The Greater Manchester Police in the UK has recently been assessed a penalty of £150,000 (reduced to £120,000 for early payment). While many publications are claiming that this figure primarily ties to the theft of a USB stick, the truth is that the Greater Manchester Police (GMP) was fined for not having better sense.
What type of “sense”? Why the use of data security tools like AlertBoot, which ensure the protection of sensitive personal data using advanced encryption technology.
USB Stick Stolen is Part of a Pattern
According to the Monetary Penalty Notice filed in this case, an officer that worked with the GMP’s Serious Crime Division (“mainly the Drug Squad”) had his USB memory stick stolen on July 17, 2011. The device was kept in his wallet, which was stolen was stolen during a home burglary.
(This factoid gave me a boob tube flashback: George Constanza’s exploding wallet / personal filing cabinet / not a purse.
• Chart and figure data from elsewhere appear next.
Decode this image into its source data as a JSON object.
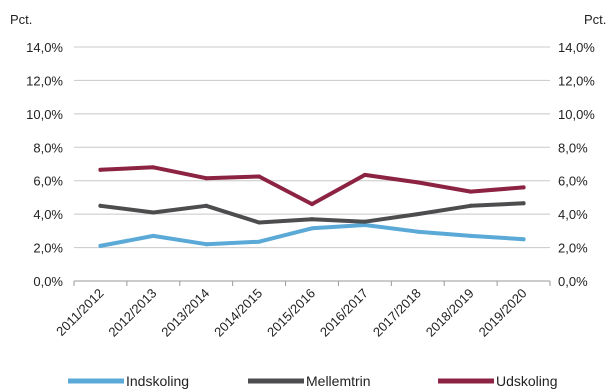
{
  "chart_data": {
    "type": "line",
    "title": "",
    "xlabel": "",
    "ylabel": "",
    "y_unit_left": "Pct.",
    "y_unit_right": "Pct.",
    "ylim": [
      0,
      14
    ],
    "yticks": [
      0,
      2,
      4,
      6,
      8,
      10,
      12,
      14
    ],
    "ytick_labels": [
      "0,0%",
      "2,0%",
      "4,0%",
      "6,0%",
      "8,0%",
      "10,0%",
      "12,0%",
      "14,0%"
    ],
    "grid": true,
    "legend_position": "bottom",
    "categories": [
      "2011/2012",
      "2012/2013",
      "2013/2014",
      "2014/2015",
      "2015/2016",
      "2016/2017",
      "2017/2018",
      "2018/2019",
      "2019/2020"
    ],
    "series": [
      {
        "name": "Indskoling",
        "color": "#5aa9d6",
        "values": [
          2.1,
          2.7,
          2.2,
          2.35,
          3.15,
          3.35,
          2.95,
          2.7,
          2.5
        ]
      },
      {
        "name": "Mellemtrin",
        "color": "#4d4d4f",
        "values": [
          4.5,
          4.1,
          4.5,
          3.5,
          3.7,
          3.55,
          4.0,
          4.5,
          4.65
        ]
      },
      {
        "name": "Udskoling",
        "color": "#8c2343",
        "values": [
          6.65,
          6.8,
          6.15,
          6.25,
          4.6,
          6.35,
          5.9,
          5.35,
          5.6
        ]
      }
    ]
  }
}
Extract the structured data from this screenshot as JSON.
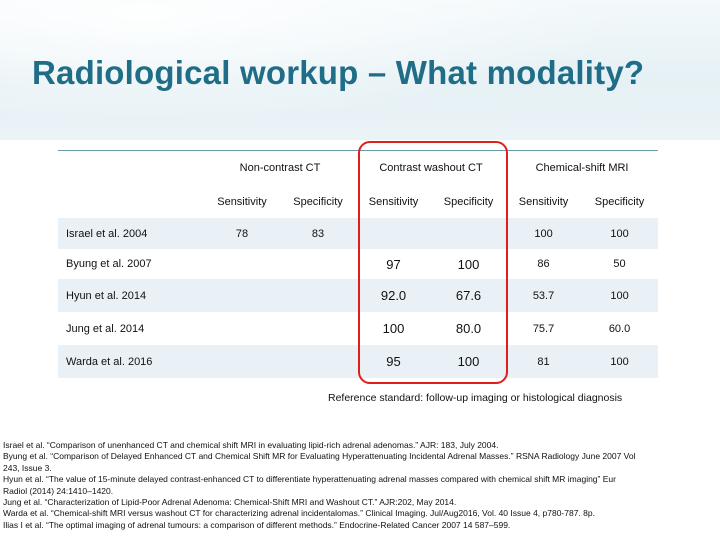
{
  "slide": {
    "title": "Radiological workup – What modality?",
    "reference_standard": "Reference standard: follow-up imaging or histological diagnosis"
  },
  "table": {
    "groups": [
      "Non-contrast CT",
      "Contrast washout CT",
      "Chemical-shift MRI"
    ],
    "subheaders": [
      "Sensitivity",
      "Specificity",
      "Sensitivity",
      "Specificity",
      "Sensitivity",
      "Specificity"
    ],
    "rows": [
      {
        "study": "Israel et al. 2004",
        "values": [
          "78",
          "83",
          "",
          "",
          "100",
          "100"
        ]
      },
      {
        "study": "Byung et al. 2007",
        "values": [
          "",
          "",
          "97",
          "100",
          "86",
          "50"
        ]
      },
      {
        "study": "Hyun et al. 2014",
        "values": [
          "",
          "",
          "92.0",
          "67.6",
          "53.7",
          "100"
        ]
      },
      {
        "study": "Jung et al. 2014",
        "values": [
          "",
          "",
          "100",
          "80.0",
          "75.7",
          "60.0"
        ]
      },
      {
        "study": "Warda et al. 2016",
        "values": [
          "",
          "",
          "95",
          "100",
          "81",
          "100"
        ]
      }
    ]
  },
  "references": [
    "Israel et al. “Comparison of unenhanced CT and chemical shift MRI in evaluating lipid-rich adrenal adenomas.” AJR: 183, July 2004.",
    "Byung et al. “Comparison of Delayed Enhanced CT and Chemical Shift MR for Evaluating Hyperattenuating Incidental Adrenal Masses.” RSNA Radiology June 2007 Vol",
    "243, Issue 3.",
    "Hyun et al. “The value of 15-minute delayed contrast-enhanced CT to differentiate hyperattenuating adrenal masses compared with chemical shift MR imaging” Eur",
    "Radiol (2014) 24:1410–1420.",
    "Jung et al. “Characterization of Lipid-Poor Adrenal Adenoma: Chemical-Shift MRI and Washout CT.” AJR:202, May 2014.",
    "Warda et al. “Chemical-shift MRI versus washout CT for characterizing adrenal incidentalomas.” Clinical Imaging. Jul/Aug2016, Vol. 40 Issue 4, p780-787. 8p.",
    "Ilias I et al. “The optimal imaging of adrenal tumours: a comparison of different methods.” Endocrine-Related Cancer 2007 14 587–599."
  ]
}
I guess the use of a USB drive is one way to ensure one’s wallet doesn’t become morbidly obese).
The officer in question was with the Serious Crime Division for over 10 years, and he used the USB stick to “create a backup of his folder and to enable the officer to access information when he was out of the office or at another site.” A forensic, post-breach investigation revealed that information on 1,075 individuals was saved to the device and that it was not protected with encryption. This was against a September 2010 Chief Constable Orders (CCO) that instructed everyone to use an encrypted disk.
But the officer cannot be blamed directly, as he “was on leave at the time this CCO was issued,” “never had any specific training on data protection,” the use of encrypted storage media “was not effectively enforced,” and “no further steps were taken to prevent the use of USB sticks other than encrypted ones.”
Approximately 1,100 Unauthorized USB Sticks Used
Following the above incident, the GMP engaged in what’s known in certain circles as “fixing the barn after the horses have fled CYA maneuver” (CYA being short for “Cover Your A–“). I call it prudence: the GMP declared amnesty for people not following the CCO, and rounded up all unauthorized USB sticks it could find.
The effort netted approximately 1,100 memory sticks and an admission that “some of the devices have still not been recovered.”
It was further revealed in the Notice that GMP had a similar breach in 2010.
Yesterday, I had noted how the Veterans Affairs Department in the USA had wasted a cool $5 million on encryption licenses that had not been used since 2006. One has to wonder how many of the encrypted USB devices the GMP purchased have gone unused since 2010, just lying there and collecting dust.
The management of such devices and licenses can pose a significant challenge to many organizations. However, ensuring that they’re properly managed and deployed is necessary and beneficial for many reasons:
Increased data security. That’s what the procurement was about, right?
Adequate use of financial resources. Nothing worse than having your money tied up on software that you’re not using.
Indirect assessment of your problem. You bought 1,000 — presumably because an assessment showed you needed 1,000 — and still have 900 waiting to be deployed one year later. You’ve got a problem somewhere, buddy.
Plus, the fact that you won’t be publicly shamed or that you’ll end up owing more £100,000 to the government has its merits as well.